I returned to my seat as the man dragged the snake back toward the kitchen. Almost immediately, it seemed, the waitress arrived with two small clear glass pitchers. One pitcher contained a colorless alcoholic beverage. I didn’t quite catch the name—Maotai, or something like that. I have since been told that the generic name is bai jiu, meaning, literally, “white alcohol.” The other pitcher was filled with the snake’s blood.
The waitress set two shot glasses on the table. She dropped a small slimy nugget of snake—the gallbladder—into the pitcher of blood. Then she began poking at the nugget with what looked like a sharp metal chopstick. It slithered around and around on the bottom of the pitcher, but she finally nailed it, and something green—the bile?—began coloring the blood.
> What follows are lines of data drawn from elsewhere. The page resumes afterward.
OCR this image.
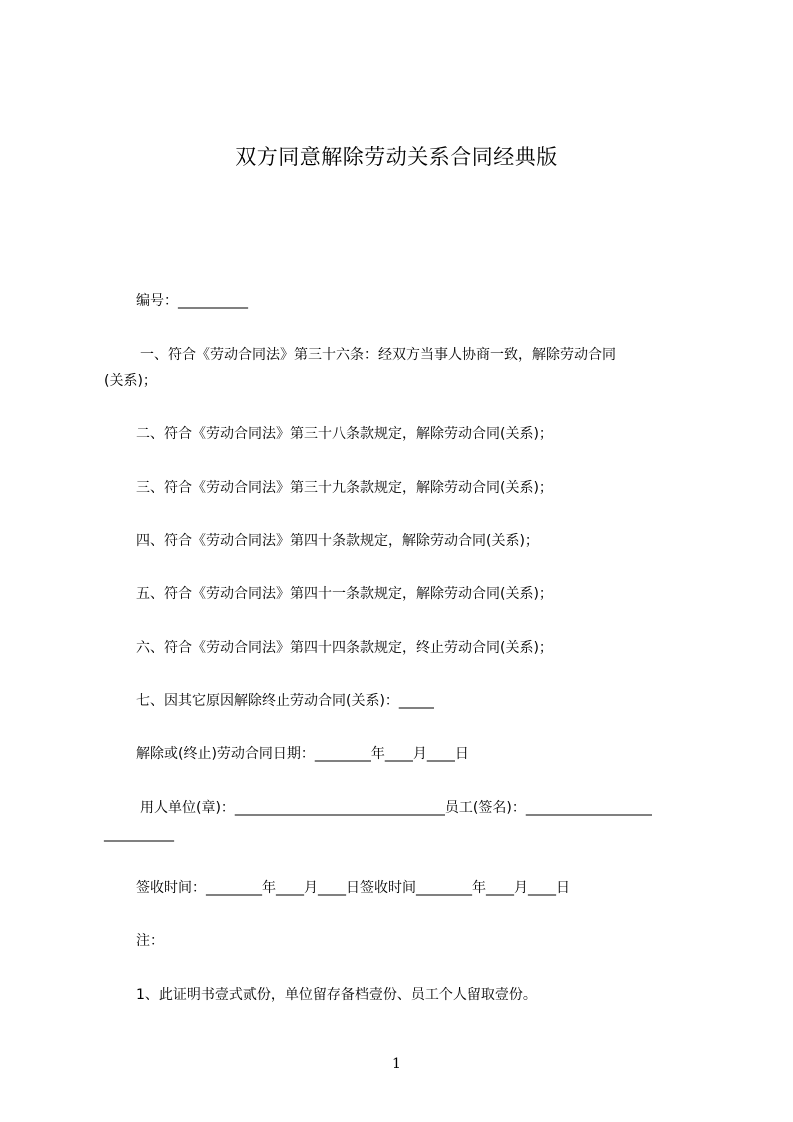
双方同意解除劳动关系合同经典版
编号：__________
一、符合《劳动合同法》第三十六条：经双方当事人协商一致，解除劳动合同
(关系)；
二、符合《劳动合同法》第三十八条款规定，解除劳动合同(关系)；
三、符合《劳动合同法》第三十九条款规定，解除劳动合同(关系)；
四、符合《劳动合同法》第四十条款规定，解除劳动合同(关系)；
五、符合《劳动合同法》第四十一条款规定，解除劳动合同(关系)；
六、符合《劳动合同法》第四十四条款规定，终止劳动合同(关系)；
七、因其它原因解除终止劳动合同(关系)：_____
解除或(终止)劳动合同日期：________年____月____日
用人单位(章)：______________________________员工(签名)：__________________
__________
签收时间：________年____月____日签收时间________年____月____日
注：
1、此证明书壹式贰份，单位留存备档壹份、员工个人留取壹份。
1
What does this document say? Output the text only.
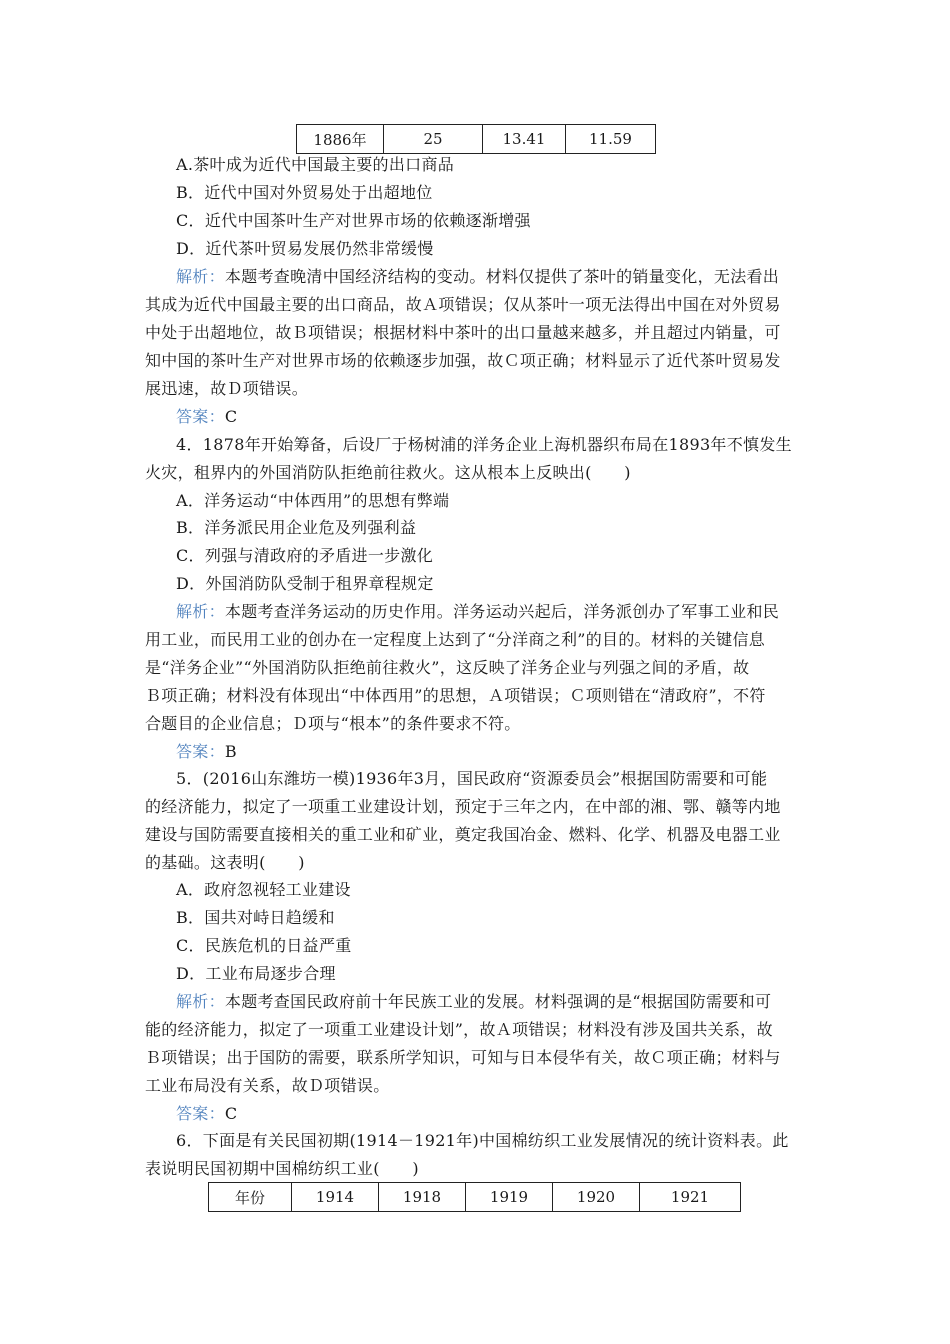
1886年	25	13.41	11.59
A.茶叶成为近代中国最主要的出口商品
B．近代中国对外贸易处于出超地位
C．近代中国茶叶生产对世界市场的依赖逐渐增强
D．近代茶叶贸易发展仍然非常缓慢
解析：本题考查晚清中国经济结构的变动。材料仅提供了茶叶的销量变化，无法看出
其成为近代中国最主要的出口商品，故Ａ项错误；仅从茶叶一项无法得出中国在对外贸易
中处于出超地位，故Ｂ项错误；根据材料中茶叶的出口量越来越多，并且超过内销量，可
知中国的茶叶生产对世界市场的依赖逐步加强，故Ｃ项正确；材料显示了近代茶叶贸易发
展迅速，故Ｄ项错误。
答案：C
4．1878年开始筹备，后设厂于杨树浦的洋务企业上海机器织布局在1893年不慎发生
火灾，租界内的外国消防队拒绝前往救火。这从根本上反映出(　　)
A．洋务运动“中体西用”的思想有弊端
B．洋务派民用企业危及列强利益
C．列强与清政府的矛盾进一步激化
D．外国消防队受制于租界章程规定
解析：本题考查洋务运动的历史作用。洋务运动兴起后，洋务派创办了军事工业和民
用工业，而民用工业的创办在一定程度上达到了“分洋商之利”的目的。材料的关键信息
是“洋务企业”“外国消防队拒绝前往救火”，这反映了洋务企业与列强之间的矛盾，故
Ｂ项正确；材料没有体现出“中体西用”的思想，Ａ项错误；Ｃ项则错在“清政府”，不符
合题目的企业信息；Ｄ项与“根本”的条件要求不符。
答案：B
5．(2016山东潍坊一模)1936年3月，国民政府“资源委员会”根据国防需要和可能
的经济能力，拟定了一项重工业建设计划，预定于三年之内，在中部的湘、鄂、赣等内地
建设与国防需要直接相关的重工业和矿业，奠定我国冶金、燃料、化学、机器及电器工业
的基础。这表明(　　)
A．政府忽视轻工业建设
B．国共对峙日趋缓和
C．民族危机的日益严重
D．工业布局逐步合理
解析：本题考查国民政府前十年民族工业的发展。材料强调的是“根据国防需要和可
能的经济能力，拟定了一项重工业建设计划”，故Ａ项错误；材料没有涉及国共关系，故
Ｂ项错误；出于国防的需要，联系所学知识，可知与日本侵华有关，故Ｃ项正确；材料与
工业布局没有关系，故Ｄ项错误。
答案：C
6．下面是有关民国初期(1914－1921年)中国棉纺织工业发展情况的统计资料表。此
表说明民国初期中国棉纺织工业(　　)
年份	1914	1918	1919	1920	1921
She stirred the mixture, but the green gall, which didn’t emulsify well, swirled slowly around the pitcher in various viscous amoeboid shapes, rather like a Lava lamp.
That, apparently, was what it was supposed to look like, because the waitress nodded, as if at a job well done, and poured the shot glasses pretty well full with white alcohol, topped off with a dollop of Lava lamp snake’s blood. Using gestures, she urged us to drink a toast to the coming dinner.
Bai Jiu is powerful stuff—90 percent alcohol, or so it seemed—and it was best to just throw it down in a single gulp and get the whole thing over with. Except that the waitress filled the glasses right back up and disappeared into the kitchen. Back she came with the first course: batter-fried snake skin. We were encouraged to drink a toast to the snake skin. And another toast to the empty platter. A toast to the next course, which was stir-fried snake meat and vegetables. A toast to that empty platter. A toast to the courses to come, none of which I can remember, except to say that every part of the reptile was served in one way or another, and it was necessary to toast every last bit of it, down to the eyeballs.
“Snake,” I thought, rather blearily, “the dinner of alcoholics.”
Michael and I paid our bill and bounced from wall to wall down the long hallway to our room. There, sitting on my bed, was the outsize duffel the airline had lost—several thousand rounds of ammunition that could, I imagined, earn me a lot of disagreeable jail time. This realization was not a comfort. I lay on the bed, worrying drunkenly about all that ammo, until the snake informed me that it wanted out, and right now.
That was my last dinner in China. Now, back home in Montana, I was watching the Chinese deal with the jellied mess on their plates, and as they began to eat, an unworthy thought came to mind, an evil feeling of culinary schadenfreude: Lutefisk is the revenge of the reptile.
Alas, it was soon clear that they liked it. Or two of the three visitors did. Brian didn’t go back for seconds, and he told me later the fish wasn't “to my taste.” He was polite about it, as good travelers are in foreign countries, and we laughed about the lutefisk, me perhaps more than Brian. I was pretty sure he didn't have a gun.